Secondo le stime della Cgil, sono ben 183.193 i lavoratori travolti dagli effetti di crisi aziendali o di settore nel comparto dell’industria e delle reti, a partire dai 58.026 addetti delle aziende per le quali presso il Ministero delle Imprese e del Made in Italy sono stati attivati i tavoli di crisi, a oggi 59 in tutto (37 attivi e 22 in monitoraggio).
Sta di fatto che a questi, poi, si devono aggiungere le decine di migliaia di lavoratori di aziende in crisi che hanno tavoli aperti a livello regionale per i quali non esiste una mappatura nazionale da parte delle istituzioni, ma che la Cgil dice di conoscere e rappresentare (18.609 nel Veneto e 18.241 in Puglia, solo per fare due esempi) assieme ai 5.141 lavoratori di aziende che, nonostante ne abbiano fatto richiesta, non hanno un tavolo al Ministero.
Tra le vertenze che “parlano di una incapacità totale del pubblico di indirizzare le politiche industriali in settori strategici e rilevanti per il Paese”, solo per citarne alcune fra i dossier aperti in questi giorni, la Cgil ricorda “La Perla, che fa corsetteria di alto livello ed è vittima di speculazione finanziaria; Fos Prysmian, che produce fibra ottica di qualità e rischia di essere messa in crisi dall’utilizzo in Italia di fibra cinese e indiana; Marelli, che apre una crisi annunciata viste le trasformazioni presenti nell’automotive”. E poi c’è l’Ilva, coi suoi 10.700 addetti che salgono a 20 mila con l’indotto che tiene banco ormai da settimane. E ancora la Jsw Steel Italy di Piombino, Almaviva contact, Industria italiana autobus, la Lear di Grugliasco, e ancora Jabil, Sideralloys Italia, Speedline e tante altre.
Nello specifico, ad essere a rischio di crisi a causa delle trasformazioni in atto sono 120.026 lavoratori: 70.000 nell’automotive, 25.459 nella siderurgia, 8.500 nelle telecomunicazioni, 8.000 nel settore della produzione dell’energia (centrali a carbone e cicli combinati), 4.094 nella chimica di base, 3.473 nel petrolchimico e nella raffinazione e 2.000 nel settore elettrico a causa della fine del mercato tutelato.
Il cuore di questa crisi, che in molti casi si trascina da tempo, è rappresentato dal settore metalmeccanico. Secondo l’ultimo rapporto della Fim Cisl appena pubblicato ed aggiornato a tutto il secondo semestre 2023, solo in questo comparto le crisi interessano in totale 84.817 lavoratori, 1.200 in più del primo semestre dell’anno.

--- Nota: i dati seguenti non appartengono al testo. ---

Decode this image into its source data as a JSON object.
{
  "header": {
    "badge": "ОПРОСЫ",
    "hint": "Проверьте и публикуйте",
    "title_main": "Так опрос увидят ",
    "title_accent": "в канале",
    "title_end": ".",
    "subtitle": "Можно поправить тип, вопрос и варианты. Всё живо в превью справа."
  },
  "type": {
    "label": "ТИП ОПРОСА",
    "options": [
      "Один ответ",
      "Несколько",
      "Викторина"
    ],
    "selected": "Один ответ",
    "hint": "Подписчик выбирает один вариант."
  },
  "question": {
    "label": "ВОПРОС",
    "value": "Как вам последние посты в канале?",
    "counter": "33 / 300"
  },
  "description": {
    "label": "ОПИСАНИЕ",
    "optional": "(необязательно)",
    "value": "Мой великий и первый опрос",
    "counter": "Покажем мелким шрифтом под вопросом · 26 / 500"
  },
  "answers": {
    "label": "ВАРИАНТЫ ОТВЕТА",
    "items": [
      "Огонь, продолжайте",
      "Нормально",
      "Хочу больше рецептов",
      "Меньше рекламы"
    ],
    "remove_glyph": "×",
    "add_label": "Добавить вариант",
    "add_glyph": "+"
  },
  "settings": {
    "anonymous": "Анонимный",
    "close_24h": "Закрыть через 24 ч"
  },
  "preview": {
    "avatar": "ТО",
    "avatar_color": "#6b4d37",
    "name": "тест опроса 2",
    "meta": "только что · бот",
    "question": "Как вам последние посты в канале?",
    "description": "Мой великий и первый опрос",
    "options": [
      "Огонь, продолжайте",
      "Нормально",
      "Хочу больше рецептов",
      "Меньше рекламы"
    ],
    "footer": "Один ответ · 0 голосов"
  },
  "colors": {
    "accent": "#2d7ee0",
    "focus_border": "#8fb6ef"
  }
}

In tutto, la Fim ha conteggiato 334 vertenze. Di queste, 112 riguardano aziende con meno di 50 dipendenti e 222 aziende con più di 50 dipendenti attive prevalentemente nell’automotive, nei campi della siderurgia, degli elettrodomestici e della termomeccanica. Più della metà dei posti a rischio (47.358) è legato a crisi di settore, 20.632 sono invece vittime di crisi finanziarie che hanno colpito le loro imprese, 4.157 scontano il conflitto Russia-Ucraina, 2.903 la crisi dell’indotto e 2.605 le delocalizzazioni (1.000 in più rispetto al primo semestre dell’anno).
“Abbiamo bisogno di politiche industriali e interventi che rimettano la questione industriale al centro delle risposte e delle politiche economiche del nostro Paese – avverte il segretario della Fim Cisl, Roberto Benaglia – Noi pensiamo che le crisi possano e debbano essere risolte con impegni concertati con il sindacato mettendo in campo risorse concrete di sostegno alle filiere in transizione e di attrazione di nuovi investimenti. Tanto più perchè abbiamo di fronte crisi note, ma anche crisi sottostanti che riguardano piccole e medie imprese della componentistica investite dalle transizioni di molte filiere che spesso non arrivano ai tavoli ministeriali: anche loro devono essere messe assolutamente in condizione di capire come investire e come non delocalizzare”.